In an interview with The Hill
, the Montana lawmaker said he feels his party's chances are "good," particularly given it is a presidential year and turnout will be higher than the midterms, but acknowledged that nothing can be taken for granted.
"I can tell you that I will not be successful in this job unless we take the majority back," Tester told The Hill. "I'm not in this to pick up a seat. I'm in this to win the majority."
In November, the Democrats lost nine seats and control of the Senate, but heading into 2016, they will be defending only 10 seats compared to 24 seats that the Republicans must defend.

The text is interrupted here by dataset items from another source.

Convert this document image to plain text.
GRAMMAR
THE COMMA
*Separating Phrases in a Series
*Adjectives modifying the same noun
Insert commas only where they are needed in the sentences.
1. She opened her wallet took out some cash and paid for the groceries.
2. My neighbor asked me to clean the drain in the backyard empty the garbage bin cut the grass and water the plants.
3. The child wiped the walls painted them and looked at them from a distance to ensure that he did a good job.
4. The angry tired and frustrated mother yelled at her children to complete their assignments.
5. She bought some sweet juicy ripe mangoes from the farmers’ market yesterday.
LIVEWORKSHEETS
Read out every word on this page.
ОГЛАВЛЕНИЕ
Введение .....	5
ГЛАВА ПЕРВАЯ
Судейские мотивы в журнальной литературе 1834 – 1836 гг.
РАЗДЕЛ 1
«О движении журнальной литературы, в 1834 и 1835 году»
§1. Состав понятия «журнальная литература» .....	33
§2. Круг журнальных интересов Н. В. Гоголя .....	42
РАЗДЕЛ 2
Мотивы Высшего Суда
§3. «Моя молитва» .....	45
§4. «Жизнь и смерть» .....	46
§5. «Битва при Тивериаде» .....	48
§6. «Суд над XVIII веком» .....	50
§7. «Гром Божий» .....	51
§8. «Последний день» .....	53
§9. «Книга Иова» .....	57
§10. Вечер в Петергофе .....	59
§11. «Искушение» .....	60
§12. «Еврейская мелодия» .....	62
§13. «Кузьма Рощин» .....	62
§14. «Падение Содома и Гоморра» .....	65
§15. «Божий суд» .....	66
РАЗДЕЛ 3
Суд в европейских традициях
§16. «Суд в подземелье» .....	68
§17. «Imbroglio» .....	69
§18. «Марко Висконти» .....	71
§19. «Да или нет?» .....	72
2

Many of those Democratic seats are already in blue or swing states.
"Everybody says the maps are in your favor, and it is, there's more red than blue on that map," Tester said. "But none of those red seats are a gimme, not one of them are a gimme. They're all going to take a lot of work."
Tester has already been meeting with prospective candidates and looking to ensure that none of the 10 Democrats facing re-election next year will retire, other than California Sen. Barbara Boxer.
He also said he believes that Senate Minority Leader Harry Reid will stay on and prevail.
"I think he's in. He doesn't look particularly good right now. ... He looks like he's been through a war. But Harry's a fighter and Harry bounces back from this kind of stuff," Tester said, referring to Reid's recent injuries from a fall while exercising.
"I will tell you that we had a conversation on the phone and he said, 'What about the incumbents, who have you talked to?' And I said, 'I talked to them all. Barbara's not in, the rest of them are all in. There's only one I haven't talked to.'
"And he says, 'Who is it? Who haven't you talked to yet?' And I said, 'It's you, Harry. Are you in?' And he goes 'Absolutely,'" Tester said, the Hill reported.
"Harry would be the only one and he assures me he's going 110 percent."
Tester has also been working to recruit prospective candidates, such as a challenger for Ohio GOP Sen. Rob Portman. Former Ohio Gov. Ted Strickland is considering a bid, he said.
"He's definitely interested, there's no doubt about that," Tester said of Strickland, according to The Hill. "He's certainly weighing his options right now ... he's 75 years old but he's got a good level of energy, and I think he's definitely a candidate who could be formidable."
Tester has also been in touch with former Wisconsin Sen. Russ Feingold about potentially challenging GOP Sen. Ron Johnson.
"The conversation [with Feingold] was, 'It's a new day now.' In 2010, Citizens United started about two-thirds of the way through on that race, I believe it was in June on a November election.
"It's a different world now. And he knows that, he's smart. He's a Rhodes Scholar, for chrissakes. And he knows what he's getting into," Tester told The Hill.
"Russ is a good guy and if Russ chooses to [run] he'd be a formidable candidate. I think he learned from the last election. You learn a lot more from defeat than you learn from victory and he'll utilize that if he gets into this race."
He also said that he did not intend to try to encourage former Sens. Mark Begich of Alaska and Kay Hagan of North Carolina to run for election again.
"I think it's better for them mentally to just get back in the groove and I think right now they could make a bad decision, either getting in or not getting in, a bad decision for them.
"I think it's really much more important to just let them settle down, take it easy, get your mind back in the middle, and at some point in time I'll have a visit to see if they're interested. But I still think it's too early," he told The Hill.
Tester said that he is not seeking to be a partisan figure in his new role, but instead wants to focus on recruiting winning candidates.
"The country could use some different thinking than a lot of the folks I serve with are trying to promote," he said, according to The Hill. "And that's why I thought this job was important — so that we could recruit good candidates that have a certain level of commonsense.
"So we'll see how successful I am in that."